Renato Coturri (27 February 1883 - 6 May 1951) was an Italian general during World War II.

==Early life and World War I==
Renato Coturri was born in Genoa on 27 February 1883, the son of Enrico Coturri. After enlisting in the Royal Italian Army, in 1901 he entered enrolled at the Royal Military Academy of Infantry and Cavalry of Modena, graduating on September 5, 1904 with the rank of infantry second lieutenant. He participated in the Italo-Turkish War with the rank of captain, and then in World War I as a major, commanding the 2nd Battalion of the 3rd Infantry Regiment, Piedmont Infantry Brigade, from May 1916 to July 1917, earning a Bronze Medal of Military Valor for courage displayed in the fighting near Tolmin in August 1915. He was later promoted to lieutenant colonel; during the retreat that followed the battle of Caporetto in late October 1917 he gathered straggles and assumed command of units that had been cut off, leading them to the Italian lines, for which he was awarded a Silver Medal of Military Valor. He later earned another bronze medal in June 1918, during the Second Battle of the Piave River.

==Interwar period==
After serving at the General Staff, he was promoted to colonel on January 2, 1928, taking command of the 74th Infantry Regiment "Lombardia" in Pola in 1934-1935. On 1 June 1936 he was promoted to brigadier general, becoming commander of the "Monviso" Infantry Brigade and then deputy commander of the 4th Infantry Division "Monviso", with headquarters in Cuneo. From September 1937 to September 1938 he was in service at the command of the Milan Army Corps, and from September to December of the same year he was in command of the Milan Corps of the Frontier Guard; in December 1938 he assumed command of the 33rd Infantry Division Acqui. On 1 April 1939 he was promoted to major general and in May he was given command of the 54th Infantry Division Napoli, based in Ragusa, a post he was holding when the Kingdom of Italy entered World War II, on 10 June 1940.

==World War II==
From 1 January 1942, after promotion to lieutenant general, he first assumed command of the XXX Army Corps in Padua and then, from the following 18 February, of the V Army Corps in Sušak, replacing General Riccardo Balocco. During his period in command of the Fifth Corps Coturri strictly applied the racial laws of 1938, deporting back to the Independent State of Croatia the Jews who sought refuge in Italian-controlled territory. On 31 July 1942 he participated in a summit with the highest Italian military commands, held in Padua in the presence of Mussolini, Chief of the General Staff Ugo Cavallero, Army Chief of Staff Vittorio Ambrosio, General Mario Roatta (commander of the 2nd Army) and General Mario Robotti (commander of the XI Army Corps), aimed at discussing how to counter partisan activity in the province of Ljubljana.

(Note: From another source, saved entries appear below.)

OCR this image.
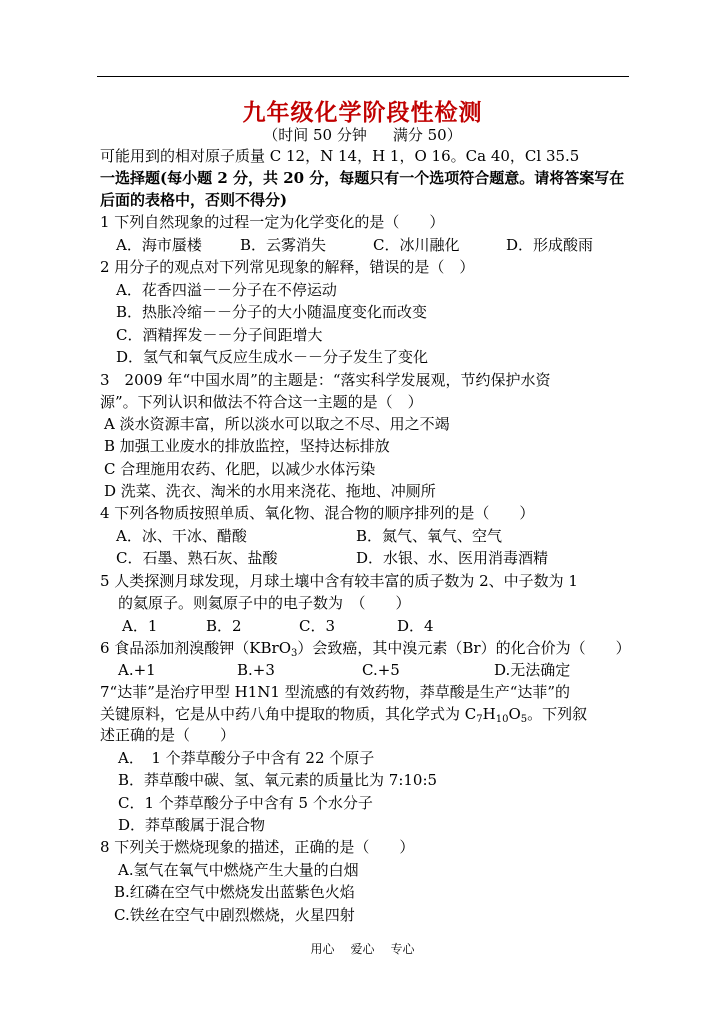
九年级化学阶段性检测
（时间 50 分钟 满分 50）
可能用到的相对原子质量 C 12，N 14，H 1，O 16。Ca 40，Cl 35.5
一选择题(每小题 2 分，共 20 分，每题只有一个选项符合题意。请将答案写在
后面的表格中，否则不得分)
1 下列自然现象的过程一定为化学变化的是（　　）
A．海市蜃楼	B．云雾消失	C．冰川融化	D．形成酸雨
2 用分子的观点对下列常见现象的解释，错误的是（　）
A．花香四溢－－分子在不停运动
B．热胀冷缩－－分子的大小随温度变化而改变
C．酒精挥发－－分子间距增大
D．氢气和氧气反应生成水－－分子发生了变化
3　2009 年“中国水周”的主题是：“落实科学发展观，节约保护水资
源”。下列认识和做法不符合这一主题的是（　）
A 淡水资源丰富，所以淡水可以取之不尽、用之不竭
B 加强工业废水的排放监控，坚持达标排放
C 合理施用农药、化肥，以减少水体污染
D 洗菜、洗衣、淘米的水用来浇花、拖地、冲厕所
4 下列各物质按照单质、氧化物、混合物的顺序排列的是（　　）
A．冰、干冰、醋酸	B．氮气、氧气、空气
C．石墨、熟石灰、盐酸	D．水银、水、医用消毒酒精
5 人类探测月球发现，月球土壤中含有较丰富的质子数为 2、中子数为 1
的氦原子。则氦原子中的电子数为　（　　）
A．1	B．2	C．3	D．4
6 食品添加剂溴酸钾（KBrO$_3$）会致癌，其中溴元素（Br）的化合价为（　　）
A.+1	B.+3	C.+5	D.无法确定
7“达菲”是治疗甲型 H1N1 型流感的有效药物，莽草酸是生产“达菲”的
关键原料，它是从中药八角中提取的物质，其化学式为 $C_7H_{10}O_5$。下列叙
述正确的是（　　）
A．　1 个莽草酸分子中含有 22 个原子
B．莽草酸中碳、氢、氧元素的质量比为 7:10:5
C．1 个莽草酸分子中含有 5 个水分子
D．莽草酸属于混合物
8 下列关于燃烧现象的描述，正确的是（　　）
A.氢气在氧气中燃烧产生大量的白烟
B.红磷在空气中燃烧发出蓝紫色火焰
C.铁丝在空气中剧烈燃烧，火星四射
用心 爱心 专心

From 9 January 1943 he was made available to the Ministry of War for special assignments, and from the following 27 February he was placed in command of the Territorial Defense of Treviso. After the proclamation of the armistice of Cassibile on 8 September 1943, he refused to hand over weapons to the local anti-Fascists, declined to organize a resistance and fled the city on 10 September, being then arrested by the Germans and taken to Oflag 64/Z in Schokken, Poland. He was released after joining the Italian Social Republic, and was tasked with recruiting volunteers for the National Republican Army from among the Italian military internees held in POW camps in Germany. His activity met with little success, as most IMIs refused to swear allegiance to the Fascist puppet state.

==Later life==
After the war Coturri was subjected to an "epuration" procedure, being expelled from the Army with the loss of his rank and decorations. He was also is wanted by Yugoslavia for war crimes, but was never extradited. He died on May 6, 1951.